The duties of a steward can vary greatly depending on the size of ship he works on. In general, the majority of stewards work in galley or housekeeping departments. They carry a Merchant Mariner Credential, or MMC, and are designated as "Ordinary Seaman." Instead of working on deck and navigating the ship, stewards are employed as cooks, waiters, bartenders, chambermaids and more. No prior experience is needed when applying for an MMC.
Stewards in the galley department of a ship work in the kitchen or an area with kitchen facilities. Galley duties include preparing, cooking and serving meals to ship passengers. Setting tables and buffet lines is something also expected from stewards. Other galley-related duties can include pouring wine or garnishing food.

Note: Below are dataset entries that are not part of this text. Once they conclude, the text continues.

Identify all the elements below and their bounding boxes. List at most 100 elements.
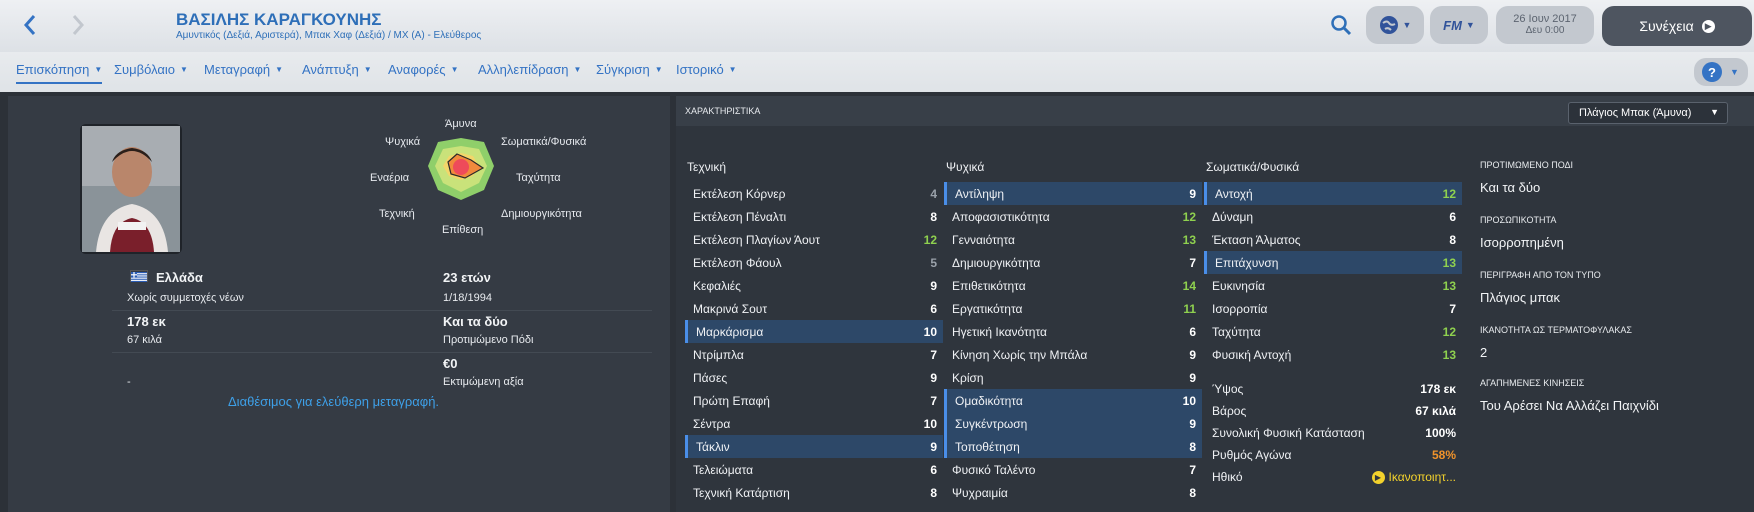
- attribute-value: 13: [1442, 278, 1456, 293]
- attribute-row[interactable]: Ηγετική Ικανότητα 6: [944, 320, 1202, 343]
- attribute-row[interactable]: Μακρινά Σουτ 6: [685, 297, 943, 320]
- attribute-row[interactable]: Ευκινησία 13: [1204, 274, 1462, 297]
- chevron-down-icon: ▼: [1730, 67, 1739, 77]
- chevron-down-icon: ▼: [573, 65, 582, 74]
- attribute-row[interactable]: Κεφαλιές 9: [685, 274, 943, 297]
- chevron-down-icon: ▼: [275, 65, 284, 74]
- attribute-name: Συνολική Φυσική Κατάσταση: [1212, 426, 1365, 440]
- attribute-row[interactable]: Ομαδικότητα 10: [944, 389, 1202, 412]
- chevron-down-icon: ▼: [94, 65, 103, 74]
- globe-menu-button[interactable]: ▼: [1366, 6, 1424, 44]
- attribute-row[interactable]: Πάσες 9: [685, 366, 943, 389]
- attribute-value: 6: [930, 301, 937, 316]
- attribute-row[interactable]: Συνολική Φυσική Κατάσταση 100%: [1204, 422, 1462, 444]
- attribute-value: 10: [923, 416, 937, 431]
- attribute-row[interactable]: Βάρος 67 κιλά: [1204, 400, 1462, 422]
- game-date[interactable]: 26 Ιουν 2017 Δευ 0:00: [1496, 6, 1594, 44]
- physical-extra-list: Ύψος 178 εκ Βάρος 67 κιλά Συνολική Φυσική Κα…: [1204, 378, 1462, 488]
- attribute-row[interactable]: Τοποθέτηση 8: [944, 435, 1202, 458]
- attribute-value: 13: [1442, 347, 1456, 362]
- estimated-value-label: Εκτιμώμενη αξία: [443, 376, 524, 388]
- search-icon[interactable]: [1330, 14, 1356, 38]
- attribute-row[interactable]: Σέντρα 10: [685, 412, 943, 435]
- attribute-row[interactable]: Ντρίμπλα 7: [685, 343, 943, 366]
- attribute-row[interactable]: Φυσική Αντοχή 13: [1204, 343, 1462, 366]
- attribute-row[interactable]: Τελειώματα 6: [685, 458, 943, 481]
- attribute-row[interactable]: Επιθετικότητα 14: [944, 274, 1202, 297]
- tab-comparison[interactable]: Σύγκριση ▼: [596, 62, 663, 84]
- attribute-row[interactable]: Δύναμη 6: [1204, 205, 1462, 228]
- attribute-name: Εκτέλεση Πέναλτι: [693, 209, 787, 224]
- attribute-name: Πρώτη Επαφή: [693, 393, 770, 408]
- mental-column: Ψυχικά Αντίληψη 9 Αποφασιστικότητα 12 Γενναι…: [944, 160, 1202, 504]
- time-text: Δευ 0:00: [1525, 25, 1565, 36]
- attribute-row[interactable]: Τεχνική Κατάρτιση 8: [685, 481, 943, 504]
- info-label: ΑΓΑΠΗΜΕΝΕΣ ΚΙΝΗΣΕΙΣ: [1480, 378, 1585, 388]
- radar-label-defence: Άμυνα: [445, 118, 477, 130]
- tab-label: Σύγκριση: [596, 62, 650, 77]
- attribute-row[interactable]: Ψυχραιμία 8: [944, 481, 1202, 504]
- attribute-row[interactable]: Εκτέλεση Κόρνερ 4: [685, 182, 943, 205]
- attribute-name: Κρίση: [952, 370, 984, 385]
- attribute-name: Ευκινησία: [1212, 278, 1265, 293]
- youth-caps: Χωρίς συμμετοχές νέων: [127, 292, 244, 304]
- attribute-row[interactable]: Γενναιότητα 13: [944, 228, 1202, 251]
- tab-reports[interactable]: Αναφορές ▼: [388, 62, 459, 84]
- mental-heading: Ψυχικά: [946, 160, 985, 174]
- attribute-row[interactable]: Ρυθμός Αγώνα 58%: [1204, 444, 1462, 466]
- attribute-name: Ισορροπία: [1212, 301, 1268, 316]
- attribute-row[interactable]: Εκτέλεση Πέναλτι 8: [685, 205, 943, 228]
- attribute-value: 13: [1442, 255, 1456, 270]
- fm-logo: FM: [1443, 17, 1462, 33]
- forward-arrow-icon[interactable]: [66, 10, 90, 40]
- attribute-row[interactable]: Έκταση Άλματος 8: [1204, 228, 1462, 251]
- attribute-row[interactable]: Δημιουργικότητα 7: [944, 251, 1202, 274]
- attribute-value: 5: [930, 255, 937, 270]
- attribute-row[interactable]: Πρώτη Επαφή 7: [685, 389, 943, 412]
- attribute-row[interactable]: Ύψος 178 εκ: [1204, 378, 1462, 400]
- role-select[interactable]: Πλάγιος Μπακ (Άμυνα) ▼: [1568, 102, 1728, 124]
- attribute-row[interactable]: Ηθικό ▶ Ικανοποιητ...: [1204, 466, 1462, 488]
- attribute-name: Εκτέλεση Κόρνερ: [693, 186, 786, 201]
- fm-menu-button[interactable]: FM ▼: [1430, 6, 1488, 44]
- tab-overview[interactable]: Επισκόπηση ▼: [16, 62, 103, 84]
- continue-button[interactable]: Συνέχεια ▶: [1602, 6, 1752, 46]
- nationality[interactable]: Ελλάδα: [156, 270, 203, 285]
- attribute-row[interactable]: Επιτάχυνση 13: [1204, 251, 1462, 274]
- attribute-row[interactable]: Εκτέλεση Φάουλ 5: [685, 251, 943, 274]
- tab-interaction[interactable]: Αλληλεπίδραση ▼: [478, 62, 581, 84]
- attribute-row[interactable]: Συγκέντρωση 9: [944, 412, 1202, 435]
- info-label: ΠΡΟΣΩΠΙΚΟΤΗΤΑ: [1480, 215, 1557, 225]
- attribute-value: 9: [930, 439, 937, 454]
- attribute-row[interactable]: Κρίση 9: [944, 366, 1202, 389]
- back-arrow-icon[interactable]: [18, 10, 42, 40]
- tab-transfer[interactable]: Μεταγραφή ▼: [204, 62, 283, 84]
- attribute-row[interactable]: Εκτέλεση Πλαγίων Άουτ 12: [685, 228, 943, 251]
- attributes-title: ΧΑΡΑΚΤΗΡΙΣΤΙΚΑ: [685, 106, 761, 116]
- profile-panel: Ελλάδα Χωρίς συμμετοχές νέων 23 ετών 1/1…: [8, 96, 670, 512]
- attribute-name: Γενναιότητα: [952, 232, 1015, 247]
- attribute-row[interactable]: Τάκλιν 9: [685, 435, 943, 458]
- attribute-value: 8: [930, 209, 937, 224]
- tab-development[interactable]: Ανάπτυξη ▼: [302, 62, 372, 84]
- tab-contract[interactable]: Συμβόλαιο ▼: [114, 62, 188, 84]
- transfer-status-link[interactable]: Διαθέσιμος για ελεύθερη μεταγραφή.: [228, 394, 439, 409]
- tab-label: Αναφορές: [388, 62, 446, 77]
- attribute-name: Φυσικό Ταλέντο: [952, 462, 1036, 477]
- help-button[interactable]: ? ▼: [1694, 58, 1748, 86]
- attribute-row[interactable]: Αποφασιστικότητα 12: [944, 205, 1202, 228]
- attribute-row[interactable]: Αντοχή 12: [1204, 182, 1462, 205]
- attribute-name: Συγκέντρωση: [955, 416, 1028, 431]
- attribute-row[interactable]: Μαρκάρισμα 10: [685, 320, 943, 343]
- attribute-row[interactable]: Ταχύτητα 12: [1204, 320, 1462, 343]
- technical-column: Τεχνική Εκτέλεση Κόρνερ 4 Εκτέλεση Πέναλτι…: [685, 160, 943, 504]
- attribute-row[interactable]: Ισορροπία 7: [1204, 297, 1462, 320]
- attribute-name: Τάκλιν: [696, 439, 730, 454]
- attribute-row[interactable]: Κίνηση Χωρίς την Μπάλα 9: [944, 343, 1202, 366]
- attribute-row[interactable]: Εργατικότητα 11: [944, 297, 1202, 320]
- attribute-row[interactable]: Φυσικό Ταλέντο 7: [944, 458, 1202, 481]
- attribute-value: 9: [1189, 416, 1196, 431]
- attribute-name: Μαρκάρισμα: [696, 324, 764, 339]
- tab-history[interactable]: Ιστορικό ▼: [676, 62, 737, 84]
- attribute-row[interactable]: Αντίληψη 9: [944, 182, 1202, 205]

Stewards in the housekeeping department of a ship fulfill maintenance and service duties. Specific tasks include cleaning staterooms, linens and common areas of the vessel. The umbrella role of housekeeper can extend to a variety of duties which include washing laundry, making beds, vacuuming floors and cleaning restrooms.
Sales and Entertainment Duties
On large cruise ships, stewards may be commissioned to work in sales or entertainment departments. Sales duties can include working in beauty salons, massage parlors or souvenir shops. Entertainment duties can range from planning activities for kids to working in a casino.
Although steward duties primarily lie in the galley and housekeeping departments of a ship, other obligations may arise when there is a shortage of workers. A steward's miscellaneous duties can include temporarily becoming one the following: purchaser/provisioner (supplies beverages, toiletries, linens or other amenities), tour guide, interior decorator and personal assistant. Stewards are oftentimes hired as personal assistants for guests on more luxurious boats, such as yachts. Aboard these types of vessels, duties are not usually restricted to a particular department. Rather, they come in the form of personal request.